OK. So we’ve established that quantification is the central support of the Evidence-based Medicine enterprise. And that it is the sine qua non of EBM. So what? What’s wrong with quantification? What’s it got to do with anything, you may ask?
Well, nothing really. So long as you constantly remember that quantification is not a true representation of the phenomena. And as long as you remember that in the vast majority of cases it is, in fact, a very primitive representation of the phenomena. Quantifying a patient’s pain on a scale of 1-10 may be very useful for a nurse who is trying to see whether the analgesic he/she administered an hour ago helped. But it is not an objective standard that transcends time and culture and individual experience. We often forget that pain is not a scale, but rather an experience.
We have become so accustomed to quantifying subjective qualitative phenomena, that we have forgotten that quantification is a proxy, and in the vast majority of cases, a very crude proxy of the phenomena we are observing.
When you fill out a questionnaire or survey, say assessing your experience with a product or service, do you ever have the feeling that the answers just don’t correspond to your experience, that the options provided don’t really match your thoughts or feelings? That feeling you have of uneasiness, of dissatisfaction is a reflection of the artificiality of the quantitative tool. It is generated by the fact that the questionnaire is shoe-horning your responses into a predetermined matrix of discrete possible answers, many of which may not match your actual feelings or thoughts at all.
Let me give you a practical example to illustrate this. Consider what you might say if you were asked to evaluate a meal at a restaurant. You might provide a qualitative narrative about your experience and say the following.
It is a quaint restaurant with a warm, cozy ambiance. The server was friendly and efficient. The soup I ordered was not terribly hot, but that was quickly remedied when I mentioned it. It was otherwise very tasty. The main course, a Thai Green Curry, was somewhat spicier than I expected, but very flavourful and came in a generous portion. The rice was a little over-cooked, in my opinion. Desert was delicious and the decaf espresso was excellent. Price-wise, it was not cheap, but well-worth it. The chef came out and greeted me personally.
Now, imagine you were asked to evaluate the same meal using this quantitative questionnaire using a scale of 1-10.
No doubt you see what I am getting at.
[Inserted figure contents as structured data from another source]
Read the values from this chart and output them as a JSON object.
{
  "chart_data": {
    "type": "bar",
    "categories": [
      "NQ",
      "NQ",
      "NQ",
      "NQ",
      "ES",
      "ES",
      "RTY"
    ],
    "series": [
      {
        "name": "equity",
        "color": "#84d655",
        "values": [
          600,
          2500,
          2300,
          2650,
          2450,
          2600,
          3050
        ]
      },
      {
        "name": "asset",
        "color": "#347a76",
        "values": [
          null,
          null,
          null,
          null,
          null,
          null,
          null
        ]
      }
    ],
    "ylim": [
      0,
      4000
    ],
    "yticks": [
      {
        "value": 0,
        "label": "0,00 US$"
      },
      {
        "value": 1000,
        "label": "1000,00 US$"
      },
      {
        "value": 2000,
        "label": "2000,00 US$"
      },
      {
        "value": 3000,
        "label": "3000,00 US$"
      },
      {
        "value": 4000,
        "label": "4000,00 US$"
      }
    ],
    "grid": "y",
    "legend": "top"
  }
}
Your quantitative evaluation is a far cry from your qualitative narrative.
It is true that people might be interested in your quantitative evaluation or in the aggregate numerical data provided by many people who rate the restaurant according to the questionnaire, but we should not confuse those numbers on a scale of 1-10 with the ambiance of the restaurant, the smile on the waiter and the great coffee.
The effects of quantifying medical phenomena are profound. Quantification is like a cattle chute which forces a widely spread herd of cattle into a single row animals for easy processing. It forces an artificial structure onto amorphous phenomena.
The process of quantification in clinical research over-simplifies complex medical phenomena. And not infrequently, it distorts and misrepresents it as well. It creates a facade, a veneer of objectivity and false sense of confidence, while glossing over the inherent subjectivity of almost all clinical research. The quantification of complex phenomena like quality of life or burden of disease may occasionally be useful when trying to get a ball-park sense of how a patient is doing, but it does not come close to doing justice to the phenomena at hand.
When you pull aside the curtain of EBM, it is clear that it is nowhere near as objective as it purports to be. The process of quantifying complex medical phenomena is a false God and it has distorted and contaminated almost every aspect of clinical research. Just because we give complex phenomenon like faecal incontinence a fancy numerical value does not make it objective.
In fact, in most cases it is utter nonsense. It is like quantifying “connectedness” and “fulfillment in life” . And that is why we so frequently get anomalous and peculiar results. Attempts to quantify severity of illness, burden of disease, degree of disability, severity of complications, extent of depression, quality of life or experience, response to treatment, surgical technique are fraught with uncertainty and inexactness. Quantification in Clinical research may give us a vague outline of the phenomena, but it does not come close to reproducing the original. In many cases it is a crude and inexact as trying to measure the thickness of a piece of paper with a ruler.
So this is what I mean when I refer to the underlying misconception at the heart of EBM. EBM is premised on a notion of quantitative evidence… that is, numerical evidence which objectively measures the medical phenomena we are trying to evaluate. And the truth of the matter is that this approach to medical disease profoundly distorts and misrepresents medical phenomena. It is what I call the “fallacy of quantification”.
When you really think about it, at its heart, EBM is a narrative of what constitutes good evidence. That is what the hierarchy of evidence is all about. But it presumes that all evidence must be quantitative. There is never any discussion of this. Qualitative evidence is never even considered. As I said above, there is nothing really bad about the process of quantification, as long as you constantly remember that it is an inexact, primitive substitute for the real phenomena. As long as you remember that in most cases, the process of quantification cuts up the phenomena with the same fineness that a chainsaw slices a strawberry.